レオと連れ立って階段を降りると、その広大な地下空間に目を奪われる。
「わあ」
「すげえな」
全ての迷宮探索局の建物に繋がっているだろうその空間には無数の魔法陣が設置されている。この転送用の魔法陣も”レシピ”による産物であり、技術を迷宮探索局が独占している。これはいくらでも軍事利用ができる危険なもののため、迷宮への行き来以外での使用を禁じて他国への漏洩を防ぐためである。
そして、いくつかの区画に分かれていてフィル達が降りてきたところからはほとんどの魔法陣に移動できないようだ。これは探索者の階級によって潜れる迷宮が決まっているので低階級の探索者が上位の迷宮に誤って入らないようにする措置である。
もちろん、受付の者が控えているので基本的に間違えることはないのだが、稀に強引に別の迷宮に潜ろうとする愚か者がいるためである。
フィル達が魔法陣に入ろうとすると、帰還用の魔法陣から探索局の職員に連れられた探索者パーティーが帰還してきた。

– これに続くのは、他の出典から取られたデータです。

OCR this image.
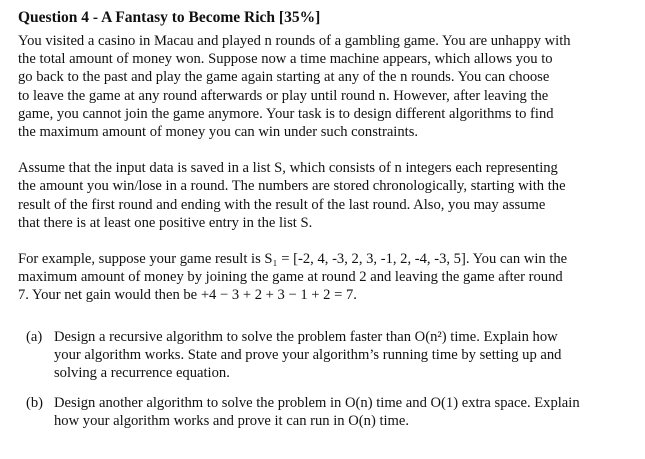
Question 4 - A Fantasy to Become Rich [35%]
You visited a casino in Macau and played n rounds of a gambling game. You are unhappy with
the total amount of money won. Suppose now a time machine appears, which allows you to
go back to the past and play the game again starting at any of the n rounds. You can choose
to leave the game at any round afterwards or play until round n. However, after leaving the
game, you cannot join the game anymore. Your task is to design different algorithms to find
the maximum amount of money you can win under such constraints.
Assume that the input data is saved in a list S, which consists of n integers each representing
the amount you win/lose in a round. The numbers are stored chronologically, starting with the
result of the first round and ending with the result of the last round. Also, you may assume
that there is at least one positive entry in the list S.
For example, suppose your game result is S₁ = [-2, 4, -3, 2, 3, -1, 2, -4, -3, 5]. You can win the
maximum amount of money by joining the game at round 2 and leaving the game after round
7. Your net gain would then be +4 − 3 + 2 + 3 − 1 + 2 = 7.
(a) Design a recursive algorithm to solve the problem faster than O(n²) time. Explain how
your algorithm works. State and prove your algorithm’s running time by setting up and
solving a recurrence equation.
(b) Design another algorithm to solve the problem in O(n) time and O(1) extra space. Explain
how your algorithm works and prove it can run in O(n) time.
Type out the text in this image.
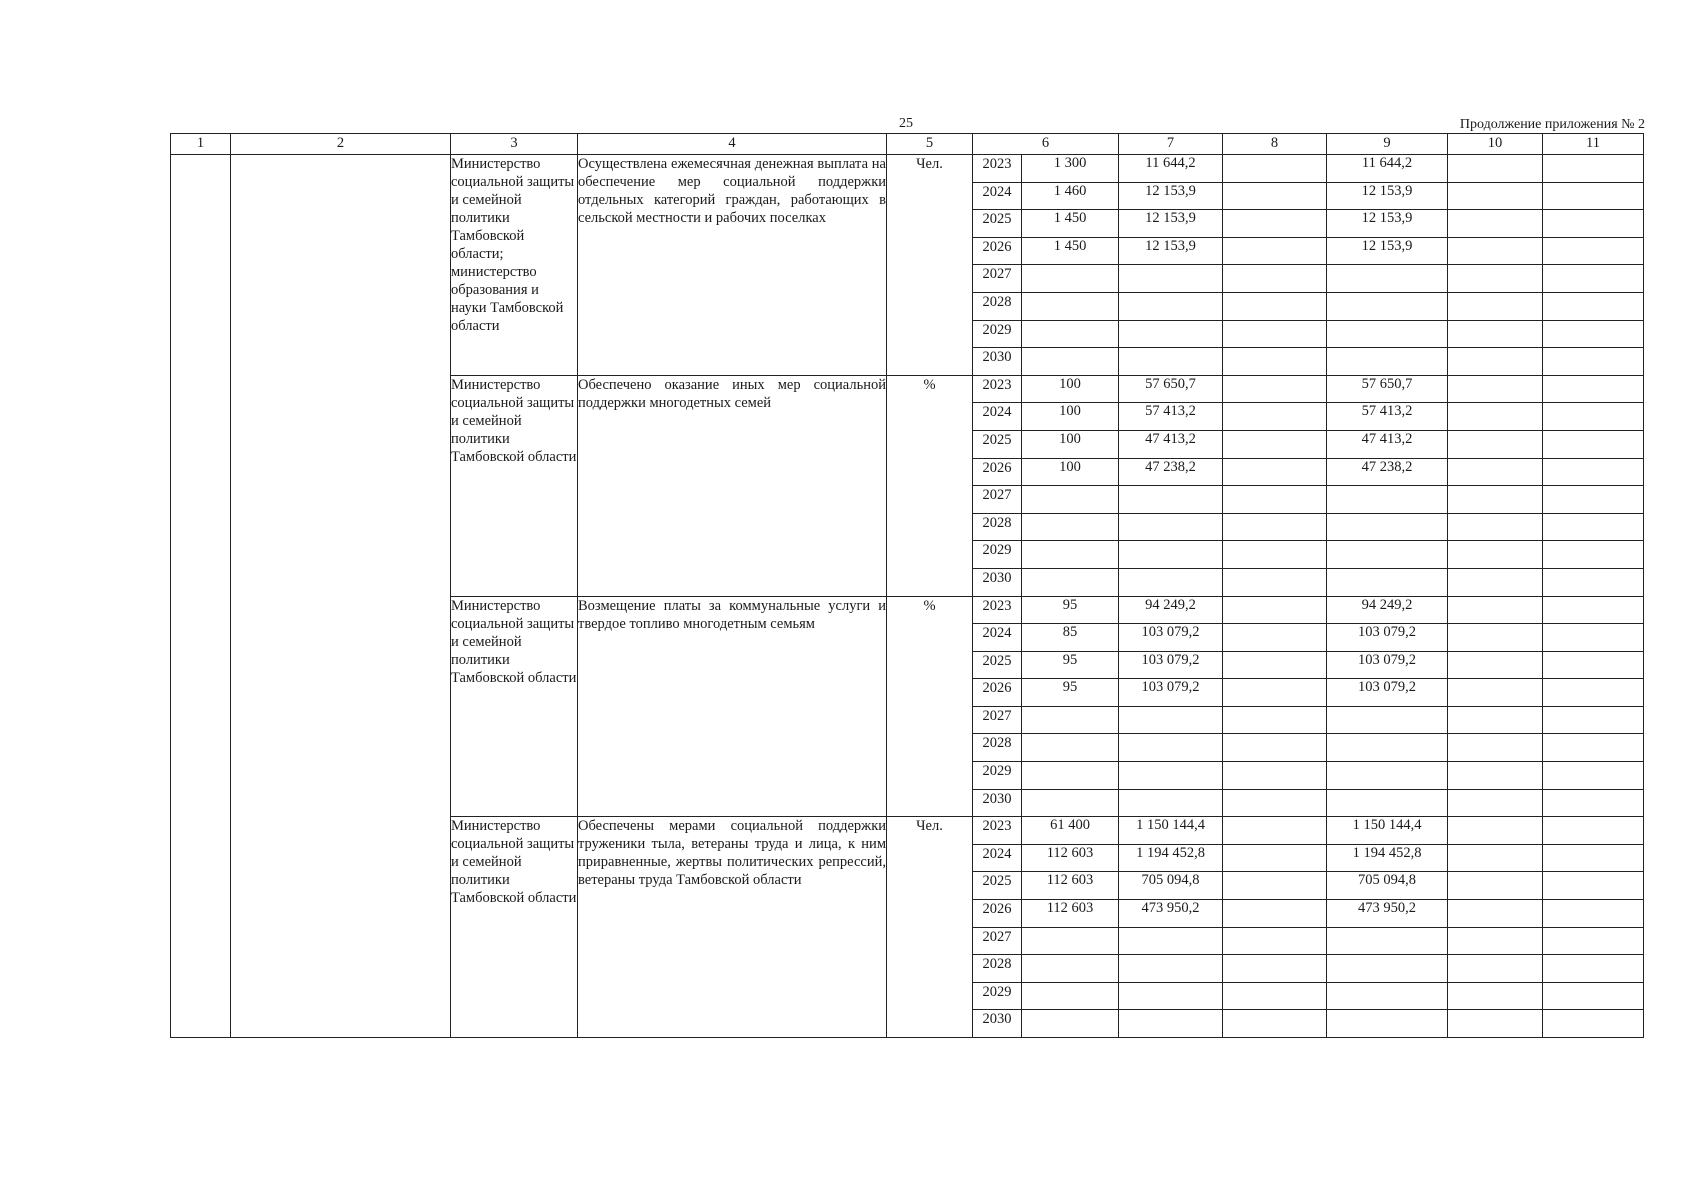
25	Продолжение приложения № 2
1	2	3	4	5	6		7	8	9	10	11
		Министерство социальной защиты и семейной политики Тамбовской области; министерство образования и науки Тамбовской области	Осуществлена ежемесячная денежная выплата на обеспечение мер социальной поддержки отдельных категорий граждан, работающих в сельской местности и рабочих поселках	Чел.	2023	1 300	11 644,2		11 644,2		
					2024	1 460	12 153,9		12 153,9		
					2025	1 450	12 153,9		12 153,9		
					2026	1 450	12 153,9		12 153,9		
					2027						
					2028						
					2029						
					2030						
		Министерство социальной защиты и семейной политики Тамбовской области	Обеспечено оказание иных мер социальной поддержки многодетных семей	%	2023	100	57 650,7		57 650,7		
					2024	100	57 413,2		57 413,2		
					2025	100	47 413,2		47 413,2		
					2026	100	47 238,2		47 238,2		
					2027						
					2028						
					2029						
					2030						
		Министерство социальной защиты и семейной политики Тамбовской области	Возмещение платы за коммунальные услуги и твердое топливо многодетным семьям	%	2023	95	94 249,2		94 249,2		
					2024	85	103 079,2		103 079,2		
					2025	95	103 079,2		103 079,2		
					2026	95	103 079,2		103 079,2		
					2027						
					2028						
					2029						
					2030						
		Министерство социальной защиты и семейной политики Тамбовской области	Обеспечены мерами социальной поддержки труженики тыла, ветераны труда и лица, к ним приравненные, жертвы политических репрессий, ветераны труда Тамбовской области	Чел.	2023	61 400	1 150 144,4		1 150 144,4		
					2024	112 603	1 194 452,8		1 194 452,8		
					2025	112 603	705 094,8		705 094,8		
					2026	112 603	473 950,2		473 950,2		
					2027						
					2028						
					2029						
					2030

どうやらスライムの森で受付をして獣の楽園の魔法陣に入っていったらしい。
「受付で木札を貰っただろうが。誤魔化せるとでも思っていたのか?」
「うるせーな、離せよ!」
転送先の迷宮入り口にある建屋は、砦並みの堅牢さを誇り、そこには常時十名ほどの探索局職員が詰めている。
これは魔法陣を魔物などの外敵から守るためである。
また、こうした不正をする探索者を取り押さえるために職員は皆元探索者が務めていて、引退した探索者の再就職先として機能していた。
元探索者の職員にビギナーの探索者が敵うわけもなく、上階へと連行されて行った。彼らは初犯ということもあり十日ほどの資格停止処分で済むだろう。
「なるほど、ああなるわけだな」
「うん、気をつけなきゃね」
改めて不正をしないことを誓ったフィル達は魔法陣へと入って行った。
魔法陣から転送されると目の前には探索局の職員が椅子に座って寛いでいた。
どうやらここで受付に貰った木札を提出するらしい。
「ほう、初日からここに来たのか。なかなか気合いが入っているな」
職員はそう言ってにかっと笑う。
曖昧な笑みを浮かべて挨拶を返したフィルは初めての迷宮探索へと足を踏み入れた。